By Sherry Davis
People don't always use their common sense, and dogs don't have any.
That's why it's important for us to think about worst-case scenarios when it comes to our dogs' health and safety in hot weather.
* First of all, know your dog. If you have elderly, overweight, or flat-faced breeds, they are going to suffer more on hot days.
While many dogs, in fact many breeds, simply can't tolerate heat, others, outside of increased panting, seem to be indifferent to it.
But even the most tolerant have their limits, and it's up to us to use common sense to protect them from the heat.
* My dogs go everywhere with me, but in summer, car trips are limited and I always carry plenty of fresh water, a battery-operated fan, and an awning that hooks on to my van to create shade.
As a person with common sense and/or a regular reader of this column, you already know better than to leave your dog in a hot car.
But are you prepared to keep your dog comfortable in the event your car breaks down on a hot day? What are the odds of that happening in a shady area?
And let's not forget dogs that ride in the back of pick-ups. Yes, they have the wind blowing through their hair, but they're also standing or sitting in full sun, breathing exhaust fumes, and the scorching heat under the truck can turn the metal bed into a griddle, burning their pads, genitals or other areas not protected by hair.
* When the temps go over 100 degrees, the pipes in my house get hot. The dogs won't use the automatic waterer outside so they are only drinking from the bowls in the house. Every morning I fill several bottles from the tap while it is still cool, and periodically toss ice cubes into their water.
* Outside it is important to place water bowls in the shade and make sure they are changed several times a day.
Many dogs will not drink if the water is warm, slimy, or dirty. Water is not only important for hydration, but also to help the dog's self-cooling mechanism (panting) to work properly.
Bowls or buckets should be secured so they can't accidentally be knocked over by rambunctious youngsters.
A great solution in the heat is a child's wading pool that a dog can sit or stand in. But make sure it is not placed on a dirt surface. You'll only make this mistake once.
Optionally, a mister system placed in a shady area can lower the temperature by 10 degrees or more.

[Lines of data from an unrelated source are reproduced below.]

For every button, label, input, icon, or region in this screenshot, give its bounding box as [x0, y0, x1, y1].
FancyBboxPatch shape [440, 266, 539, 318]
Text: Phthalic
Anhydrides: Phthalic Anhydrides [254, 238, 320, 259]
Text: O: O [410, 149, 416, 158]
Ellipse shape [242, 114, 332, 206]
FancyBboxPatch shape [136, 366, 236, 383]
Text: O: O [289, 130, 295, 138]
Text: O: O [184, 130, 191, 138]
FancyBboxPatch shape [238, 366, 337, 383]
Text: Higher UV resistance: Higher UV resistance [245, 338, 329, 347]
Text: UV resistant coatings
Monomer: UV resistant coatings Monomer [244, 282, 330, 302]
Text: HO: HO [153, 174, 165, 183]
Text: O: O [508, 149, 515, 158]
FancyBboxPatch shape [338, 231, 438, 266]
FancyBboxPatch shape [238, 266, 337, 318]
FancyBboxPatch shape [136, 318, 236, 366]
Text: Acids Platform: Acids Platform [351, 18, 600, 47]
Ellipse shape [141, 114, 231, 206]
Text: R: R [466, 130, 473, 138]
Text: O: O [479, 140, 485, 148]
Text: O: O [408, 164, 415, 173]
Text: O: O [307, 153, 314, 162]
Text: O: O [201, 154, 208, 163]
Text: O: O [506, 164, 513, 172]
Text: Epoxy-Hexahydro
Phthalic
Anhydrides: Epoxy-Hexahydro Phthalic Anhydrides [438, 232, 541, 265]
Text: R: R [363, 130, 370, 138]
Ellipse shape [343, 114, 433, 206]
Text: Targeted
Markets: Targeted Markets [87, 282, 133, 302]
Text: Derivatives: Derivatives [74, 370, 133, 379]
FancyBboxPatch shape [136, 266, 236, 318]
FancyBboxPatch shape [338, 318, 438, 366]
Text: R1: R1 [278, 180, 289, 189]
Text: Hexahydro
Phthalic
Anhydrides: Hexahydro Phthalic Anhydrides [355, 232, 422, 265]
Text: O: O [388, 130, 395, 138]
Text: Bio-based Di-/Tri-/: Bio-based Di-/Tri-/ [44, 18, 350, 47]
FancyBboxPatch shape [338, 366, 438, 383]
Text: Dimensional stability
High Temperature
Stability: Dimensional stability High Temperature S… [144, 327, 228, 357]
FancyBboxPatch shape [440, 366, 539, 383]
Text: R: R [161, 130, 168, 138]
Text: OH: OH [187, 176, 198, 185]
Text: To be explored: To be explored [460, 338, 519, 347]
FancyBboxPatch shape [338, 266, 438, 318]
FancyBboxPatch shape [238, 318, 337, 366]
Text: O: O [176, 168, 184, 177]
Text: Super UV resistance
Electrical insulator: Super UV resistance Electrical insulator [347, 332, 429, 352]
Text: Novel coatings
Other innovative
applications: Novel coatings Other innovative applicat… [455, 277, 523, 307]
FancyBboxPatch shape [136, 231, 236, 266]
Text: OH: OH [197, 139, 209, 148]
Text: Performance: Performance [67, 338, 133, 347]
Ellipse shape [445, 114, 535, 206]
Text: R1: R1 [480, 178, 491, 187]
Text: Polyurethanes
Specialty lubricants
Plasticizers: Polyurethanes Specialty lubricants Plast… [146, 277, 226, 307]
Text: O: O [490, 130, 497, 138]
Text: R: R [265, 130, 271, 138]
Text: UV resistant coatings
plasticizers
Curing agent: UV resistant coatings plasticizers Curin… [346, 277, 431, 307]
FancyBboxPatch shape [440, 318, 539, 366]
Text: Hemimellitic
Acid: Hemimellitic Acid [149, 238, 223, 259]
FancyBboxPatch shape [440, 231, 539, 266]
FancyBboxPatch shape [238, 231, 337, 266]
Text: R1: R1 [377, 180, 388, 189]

* Most dogs will instinctively seek out the coolest spot in the house like a tiled bathroom or kitchen floor, and if you don't have air-conditioning, a fan set at floor level (keep cords out of the reach of chewers!) will help to keep the air circulating.
* Aside from potty-breaks, walks should be done in the coolest part of the day, and use extreme caution on days with high humidity.
Carry water and try to stick to shady areas since a dog's pads can be badly burned by hot pavement.
There are bandannas and jackets available for dogs that have inserts for cold packs or ice and are comfortable to wear.
* A long-haired dog does not have to be cut down to keep it cool. In double-coated dogs, once the undercoat blows and has been groomed out, the harsh outer coat serves as insulation.
But if you do clip your dog's hair down short and it spends time outside, its skin can become sunburned and you may need to apply sunscreen made specifically for dogs. Human sunscreen is toxic.
If you keep your dogs' coat long, make sure it is brushed and combed regularly to allow air to reach the skin. A dog whose coat is matted and tangled feels much like you would wearing a wool coat on a hot day.
* Many dogs have such high prey-drive or are so willing to accompany their owners that they will run, retrieve or hike until they drop.
Healthy, high-activity dogs are not immune to the effects of heat stress, and may over-exercise causing vomiting, diarrhea, dehydration or collapse.
* If you are boarding your dog while on vacation, visit the facility on a hot day in advance of your trip to see where the dogs are kenneled and discuss your dog's specific needs.
It's up to us to use common sense and good judgment to keep our dogs cool during the long, hot summer.